The following is the code before instruction selection:

printafterallOutput.txt (35.2 KB)

Hi Markus,

Hi all,
I’m trying to figure out why llvm(llvm 3.1, can’t easilly try it with other version) inserts an unnecessary load for one register.

The following is the code before instruction selection:

%call = tail call i32 @_Z7zahlIntv()
%0 = inttoptr i32 %call to i32*
%1 = load i32* %0, align 4, !tbaa !0
%arrayidx1 = getelementptr inbounds i32* %0, i32 1
%2 = load i32* %arrayidx1, align 4, !tbaa !0
%mul = mul nsw i32 %2, %1
ret i32 %mul

After instruction selection I get the following:


BB#0: derived from LLVM BB %entry
ADJCALLSTACKDOWN 8, %SP<imp-def,dead>, %SP
JSUB ga:_Z7zahlIntv, 1, <fi#-2>, 0, <fi#0>, 0, …
ADJCALLSTACKUP 8, 0, %SP<imp-def,dead>, %SP
%vreg0 = LDrid <fi#-2>, 4; mem:LD4[FixedStack-2] AkkuDRegs:%vreg0
%vreg2 = COPY %vreg0; PointerAdrRegs:%vreg2 AkkuDRegs:%vreg0
%vreg1 = LDridAddr %vreg2, 4; mem:LD4%arrayidx1 AkkuDRegs:%vreg1 PointerAdrRegs:%vreg2
%vreg4 = COPY %vreg0; PointerAdrRegs:%vreg4 AkkuDRegs:%vreg0
%vreg3 = MULINTDLDridAddr %vreg1, %vreg4, 0; mem:LD4%0 AkkuDRegs:%vreg3,%vreg1 PointerAdrRegs:%vreg4
STrid <fi#-, 0, %vreg3; mem:ST4[FixedStack-1] AkkuDRegs:%vreg3

So far everything seems to look fine. But I don’t understand why there is a %vreg4 as it has the same value as %vreg2.

I’d suggest that you check how the lowering is actually done for your target to end up with those two copies of the same value.

At the end I get the following:


JSUB ga:_Z7zahlIntv, 1, %SP, 24, %SP, 0, %AKKU1D<imp-def,dead>, %AR2<imp-def,dead>
%AKKU1D = LDrid %SP, 28; mem:LD4[FixedStack-2]
STrid %SP, 8, %AKKU1D
%AKKU1D = LDrid %SP, 8
%AR2 = LAR2d %AKKU1D
%AKKU1D = LDridAddr %AR2, 4; mem:LD4%arrayidx1
STrid %SP, 12, %AKKU1D
%AKKU1D = LDrid %SP, 8
%AR2 = LAR2d %AKKU1D
%AKKU1D = LDrid %SP, 12
%AKKU1D = MULINTDLDridAddr %AKKU1D, %AR2, 0; mem:LD4%0
STrid %SP, 0, %AKKU1D; mem:ST4[FixedStack-1]

It should be obvious that the second " %AR2 = LAR2d %AKKU1D" is unneccessary.

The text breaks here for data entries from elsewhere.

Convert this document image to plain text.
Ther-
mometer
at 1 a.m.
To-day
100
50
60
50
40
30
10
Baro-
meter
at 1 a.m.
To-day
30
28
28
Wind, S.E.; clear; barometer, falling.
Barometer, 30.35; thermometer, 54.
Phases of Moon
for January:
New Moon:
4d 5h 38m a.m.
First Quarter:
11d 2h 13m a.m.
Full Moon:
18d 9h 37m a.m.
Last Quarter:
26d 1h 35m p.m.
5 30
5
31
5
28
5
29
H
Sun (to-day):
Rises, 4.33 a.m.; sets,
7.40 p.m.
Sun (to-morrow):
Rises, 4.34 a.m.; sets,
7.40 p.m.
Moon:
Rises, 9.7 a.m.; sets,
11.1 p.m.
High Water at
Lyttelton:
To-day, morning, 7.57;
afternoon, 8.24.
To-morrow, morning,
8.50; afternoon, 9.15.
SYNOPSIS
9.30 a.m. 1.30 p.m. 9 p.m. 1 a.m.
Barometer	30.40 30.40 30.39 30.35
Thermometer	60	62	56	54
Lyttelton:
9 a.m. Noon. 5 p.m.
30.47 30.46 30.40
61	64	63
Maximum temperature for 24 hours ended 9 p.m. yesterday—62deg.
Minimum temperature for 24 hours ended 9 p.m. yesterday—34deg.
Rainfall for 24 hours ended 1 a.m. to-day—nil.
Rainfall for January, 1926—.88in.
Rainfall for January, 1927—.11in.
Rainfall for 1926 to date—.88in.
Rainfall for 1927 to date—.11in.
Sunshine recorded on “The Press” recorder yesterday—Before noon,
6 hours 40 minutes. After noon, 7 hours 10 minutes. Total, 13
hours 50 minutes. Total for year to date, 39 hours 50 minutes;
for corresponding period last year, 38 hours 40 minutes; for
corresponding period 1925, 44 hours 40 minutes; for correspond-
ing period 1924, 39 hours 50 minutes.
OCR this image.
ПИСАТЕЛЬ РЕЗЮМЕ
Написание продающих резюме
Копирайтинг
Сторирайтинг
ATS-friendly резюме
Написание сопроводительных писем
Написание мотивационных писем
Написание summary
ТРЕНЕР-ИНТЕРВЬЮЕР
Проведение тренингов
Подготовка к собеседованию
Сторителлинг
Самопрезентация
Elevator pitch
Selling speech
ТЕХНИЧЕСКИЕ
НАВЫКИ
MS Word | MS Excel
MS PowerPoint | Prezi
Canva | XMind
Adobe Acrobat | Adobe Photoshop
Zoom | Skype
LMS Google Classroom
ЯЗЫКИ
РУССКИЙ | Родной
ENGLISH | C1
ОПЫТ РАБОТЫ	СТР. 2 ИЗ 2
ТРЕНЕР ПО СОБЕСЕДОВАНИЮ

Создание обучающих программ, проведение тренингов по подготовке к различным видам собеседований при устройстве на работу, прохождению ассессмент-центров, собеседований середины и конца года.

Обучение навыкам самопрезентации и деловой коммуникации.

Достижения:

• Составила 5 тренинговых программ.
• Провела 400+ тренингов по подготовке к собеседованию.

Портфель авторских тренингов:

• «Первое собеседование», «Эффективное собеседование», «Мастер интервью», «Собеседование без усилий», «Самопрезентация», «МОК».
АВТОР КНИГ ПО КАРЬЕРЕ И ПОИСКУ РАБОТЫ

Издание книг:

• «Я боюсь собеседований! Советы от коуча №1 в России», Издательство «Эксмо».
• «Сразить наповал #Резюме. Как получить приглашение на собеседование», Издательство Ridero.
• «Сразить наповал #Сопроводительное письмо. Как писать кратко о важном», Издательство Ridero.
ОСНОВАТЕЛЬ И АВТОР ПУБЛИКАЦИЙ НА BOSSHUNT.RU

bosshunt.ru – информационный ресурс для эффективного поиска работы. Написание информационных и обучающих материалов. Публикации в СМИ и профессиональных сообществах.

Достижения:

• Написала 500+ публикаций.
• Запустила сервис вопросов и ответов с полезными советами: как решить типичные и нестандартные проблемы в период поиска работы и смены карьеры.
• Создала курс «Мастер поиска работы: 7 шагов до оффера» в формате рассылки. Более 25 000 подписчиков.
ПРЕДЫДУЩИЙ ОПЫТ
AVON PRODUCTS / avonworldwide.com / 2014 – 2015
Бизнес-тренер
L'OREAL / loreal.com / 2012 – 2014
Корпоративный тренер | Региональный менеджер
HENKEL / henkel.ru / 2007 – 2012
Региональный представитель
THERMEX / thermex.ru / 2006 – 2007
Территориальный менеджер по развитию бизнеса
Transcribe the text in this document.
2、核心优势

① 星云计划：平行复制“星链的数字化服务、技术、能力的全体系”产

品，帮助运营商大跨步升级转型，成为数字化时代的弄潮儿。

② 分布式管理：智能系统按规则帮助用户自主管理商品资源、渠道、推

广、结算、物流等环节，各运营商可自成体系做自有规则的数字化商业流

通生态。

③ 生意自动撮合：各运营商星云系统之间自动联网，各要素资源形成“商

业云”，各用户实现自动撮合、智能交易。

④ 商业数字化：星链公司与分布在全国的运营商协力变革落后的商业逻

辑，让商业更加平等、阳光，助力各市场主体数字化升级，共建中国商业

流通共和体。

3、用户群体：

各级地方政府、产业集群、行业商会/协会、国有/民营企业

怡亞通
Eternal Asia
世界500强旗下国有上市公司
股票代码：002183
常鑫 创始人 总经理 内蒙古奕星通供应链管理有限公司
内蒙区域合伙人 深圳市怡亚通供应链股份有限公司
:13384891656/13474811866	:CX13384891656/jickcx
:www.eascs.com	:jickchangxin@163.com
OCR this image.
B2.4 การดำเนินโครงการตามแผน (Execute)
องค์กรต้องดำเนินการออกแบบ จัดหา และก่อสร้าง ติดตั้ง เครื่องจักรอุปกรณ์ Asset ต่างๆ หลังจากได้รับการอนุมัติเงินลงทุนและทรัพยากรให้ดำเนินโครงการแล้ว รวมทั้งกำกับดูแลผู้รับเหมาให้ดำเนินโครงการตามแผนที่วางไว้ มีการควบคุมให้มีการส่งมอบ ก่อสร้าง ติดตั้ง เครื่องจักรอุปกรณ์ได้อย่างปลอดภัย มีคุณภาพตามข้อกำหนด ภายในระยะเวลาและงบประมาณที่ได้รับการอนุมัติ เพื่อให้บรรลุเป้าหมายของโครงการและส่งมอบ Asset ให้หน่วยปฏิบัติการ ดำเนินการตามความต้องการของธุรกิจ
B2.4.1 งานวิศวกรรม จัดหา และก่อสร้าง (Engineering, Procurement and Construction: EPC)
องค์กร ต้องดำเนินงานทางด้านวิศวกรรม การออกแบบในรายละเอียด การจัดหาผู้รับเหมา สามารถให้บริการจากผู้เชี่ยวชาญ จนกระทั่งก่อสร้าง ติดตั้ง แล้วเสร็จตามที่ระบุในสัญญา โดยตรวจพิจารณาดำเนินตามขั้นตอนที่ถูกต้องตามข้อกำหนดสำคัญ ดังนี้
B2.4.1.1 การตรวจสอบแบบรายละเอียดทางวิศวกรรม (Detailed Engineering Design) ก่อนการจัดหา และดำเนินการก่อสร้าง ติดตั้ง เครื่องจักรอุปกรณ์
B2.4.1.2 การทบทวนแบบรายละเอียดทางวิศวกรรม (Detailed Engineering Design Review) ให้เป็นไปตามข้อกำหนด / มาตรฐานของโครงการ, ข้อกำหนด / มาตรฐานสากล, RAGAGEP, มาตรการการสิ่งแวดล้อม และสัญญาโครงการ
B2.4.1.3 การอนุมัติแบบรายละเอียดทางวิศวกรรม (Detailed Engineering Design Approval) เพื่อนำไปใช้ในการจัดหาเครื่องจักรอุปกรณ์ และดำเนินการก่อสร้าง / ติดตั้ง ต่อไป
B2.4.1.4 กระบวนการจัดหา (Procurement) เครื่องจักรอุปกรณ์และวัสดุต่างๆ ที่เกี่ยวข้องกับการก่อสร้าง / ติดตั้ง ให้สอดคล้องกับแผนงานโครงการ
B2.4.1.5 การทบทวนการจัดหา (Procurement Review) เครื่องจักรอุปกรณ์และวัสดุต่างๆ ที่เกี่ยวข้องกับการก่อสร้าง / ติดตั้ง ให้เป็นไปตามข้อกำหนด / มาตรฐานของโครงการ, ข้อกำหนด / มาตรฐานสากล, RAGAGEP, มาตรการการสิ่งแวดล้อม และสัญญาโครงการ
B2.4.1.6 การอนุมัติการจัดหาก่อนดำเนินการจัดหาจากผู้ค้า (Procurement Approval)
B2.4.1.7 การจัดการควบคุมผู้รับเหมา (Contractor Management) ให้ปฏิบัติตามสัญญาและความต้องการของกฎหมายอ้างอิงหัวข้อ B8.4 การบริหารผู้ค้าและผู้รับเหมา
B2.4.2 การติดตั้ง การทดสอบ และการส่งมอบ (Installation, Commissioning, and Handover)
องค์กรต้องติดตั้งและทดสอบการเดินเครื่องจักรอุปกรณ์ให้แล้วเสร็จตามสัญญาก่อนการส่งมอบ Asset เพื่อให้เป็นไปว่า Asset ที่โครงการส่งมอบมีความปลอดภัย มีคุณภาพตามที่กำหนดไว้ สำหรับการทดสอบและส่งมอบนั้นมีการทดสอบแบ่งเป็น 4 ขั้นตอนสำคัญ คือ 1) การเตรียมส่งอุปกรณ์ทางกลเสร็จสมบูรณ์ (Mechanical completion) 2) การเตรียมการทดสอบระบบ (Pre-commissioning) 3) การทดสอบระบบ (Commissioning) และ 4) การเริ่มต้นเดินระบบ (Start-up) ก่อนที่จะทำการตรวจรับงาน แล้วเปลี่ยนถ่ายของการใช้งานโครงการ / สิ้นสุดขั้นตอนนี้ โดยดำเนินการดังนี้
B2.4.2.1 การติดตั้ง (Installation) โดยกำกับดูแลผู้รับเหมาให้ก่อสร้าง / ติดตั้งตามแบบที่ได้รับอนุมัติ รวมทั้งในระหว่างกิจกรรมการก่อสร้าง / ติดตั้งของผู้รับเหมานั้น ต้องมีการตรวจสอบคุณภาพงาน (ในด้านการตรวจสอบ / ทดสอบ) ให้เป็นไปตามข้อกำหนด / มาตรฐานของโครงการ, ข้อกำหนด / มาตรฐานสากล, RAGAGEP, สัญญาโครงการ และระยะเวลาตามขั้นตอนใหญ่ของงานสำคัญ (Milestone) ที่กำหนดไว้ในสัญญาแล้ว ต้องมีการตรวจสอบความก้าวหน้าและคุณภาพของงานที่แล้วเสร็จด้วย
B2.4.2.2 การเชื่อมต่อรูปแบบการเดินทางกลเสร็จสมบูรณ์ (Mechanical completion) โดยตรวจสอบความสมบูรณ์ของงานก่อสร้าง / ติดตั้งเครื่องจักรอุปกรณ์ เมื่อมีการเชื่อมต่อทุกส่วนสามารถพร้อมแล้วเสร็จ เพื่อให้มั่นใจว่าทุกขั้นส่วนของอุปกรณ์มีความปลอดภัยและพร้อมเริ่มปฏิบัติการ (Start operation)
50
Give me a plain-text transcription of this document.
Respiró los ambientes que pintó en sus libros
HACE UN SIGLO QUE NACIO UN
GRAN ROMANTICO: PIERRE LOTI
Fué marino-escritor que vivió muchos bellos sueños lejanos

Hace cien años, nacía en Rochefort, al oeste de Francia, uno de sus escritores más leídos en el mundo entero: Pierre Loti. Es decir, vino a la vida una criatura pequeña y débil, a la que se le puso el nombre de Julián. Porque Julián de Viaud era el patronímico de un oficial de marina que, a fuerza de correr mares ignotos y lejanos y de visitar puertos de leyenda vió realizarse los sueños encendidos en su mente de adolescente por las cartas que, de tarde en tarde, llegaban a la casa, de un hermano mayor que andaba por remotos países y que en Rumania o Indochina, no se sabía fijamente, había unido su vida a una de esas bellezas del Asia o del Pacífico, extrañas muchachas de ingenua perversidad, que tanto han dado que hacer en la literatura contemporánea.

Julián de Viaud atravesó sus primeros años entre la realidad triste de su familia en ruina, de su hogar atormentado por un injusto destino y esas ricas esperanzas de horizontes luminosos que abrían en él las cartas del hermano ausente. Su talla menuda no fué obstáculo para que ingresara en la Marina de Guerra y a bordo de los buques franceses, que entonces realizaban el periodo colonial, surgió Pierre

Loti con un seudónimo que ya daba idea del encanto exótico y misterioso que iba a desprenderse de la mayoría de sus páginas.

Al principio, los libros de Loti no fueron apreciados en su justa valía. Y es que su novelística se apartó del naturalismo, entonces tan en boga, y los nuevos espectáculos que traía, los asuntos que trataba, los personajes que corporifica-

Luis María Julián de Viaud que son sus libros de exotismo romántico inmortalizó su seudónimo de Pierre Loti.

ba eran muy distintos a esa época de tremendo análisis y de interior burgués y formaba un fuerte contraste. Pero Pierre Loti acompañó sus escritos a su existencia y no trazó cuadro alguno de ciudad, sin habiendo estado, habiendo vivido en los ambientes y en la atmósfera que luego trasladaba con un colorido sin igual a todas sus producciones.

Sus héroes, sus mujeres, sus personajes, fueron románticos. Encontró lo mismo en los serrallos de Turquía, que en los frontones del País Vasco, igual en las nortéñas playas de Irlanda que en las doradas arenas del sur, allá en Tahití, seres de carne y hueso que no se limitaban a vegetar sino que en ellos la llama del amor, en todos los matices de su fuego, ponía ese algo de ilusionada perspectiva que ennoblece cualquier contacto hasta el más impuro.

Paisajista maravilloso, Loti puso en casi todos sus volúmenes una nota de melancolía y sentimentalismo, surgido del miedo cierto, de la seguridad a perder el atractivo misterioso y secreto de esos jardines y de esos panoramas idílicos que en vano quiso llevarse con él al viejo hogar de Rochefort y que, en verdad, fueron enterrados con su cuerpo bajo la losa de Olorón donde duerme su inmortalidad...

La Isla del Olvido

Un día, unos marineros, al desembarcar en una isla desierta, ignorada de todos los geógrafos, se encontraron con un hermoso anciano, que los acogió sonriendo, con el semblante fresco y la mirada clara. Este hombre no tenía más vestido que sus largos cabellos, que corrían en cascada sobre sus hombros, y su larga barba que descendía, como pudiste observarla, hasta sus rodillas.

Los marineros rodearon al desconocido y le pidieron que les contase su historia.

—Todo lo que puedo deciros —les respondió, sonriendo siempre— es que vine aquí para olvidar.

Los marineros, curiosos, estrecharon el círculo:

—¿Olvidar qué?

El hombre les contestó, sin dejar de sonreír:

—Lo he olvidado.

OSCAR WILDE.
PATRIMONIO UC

I’ve no idea why llvm thinks it needs to fill the register with the prober value again.

The thing is that llvm does not keep track of the values. It sees three virtual registers: vreg0, vreg2, and vreg4 and the only thing special about them is that vreg0 and vreg2 are copy-related, same for vreg4 and vreg0. Other than with the register coalescer, these values are not attempted to be merged. Perhaps you could check the output of the register coalescer to see why it is not merging them (-debug-only regalloc), though I suspect that it is because PointerAdrRegs and AkkuDRegs are not coalescable.
If that is the case, we do have an optimization in the peephole optimizer that rewrites the COPYs to avoid cross register file copies. It wouldn’t catch this case[1], but it is possible to teach it.

Another option would be to check why MachineCSE does not catch this.

Anyway, the best way to avoid these redundant copies is not to emit them in the first place :).

[1] The copy rewriting works bottom-up:
A = b
c = A
=>
A = b
c = b
but what you want here is a bit different (you look for all the alternative sources):
A = b
C= b
=>
A = b
C = A
Note: Uppercase and lowercase registers are in different register file.

Thanks,
-Quentin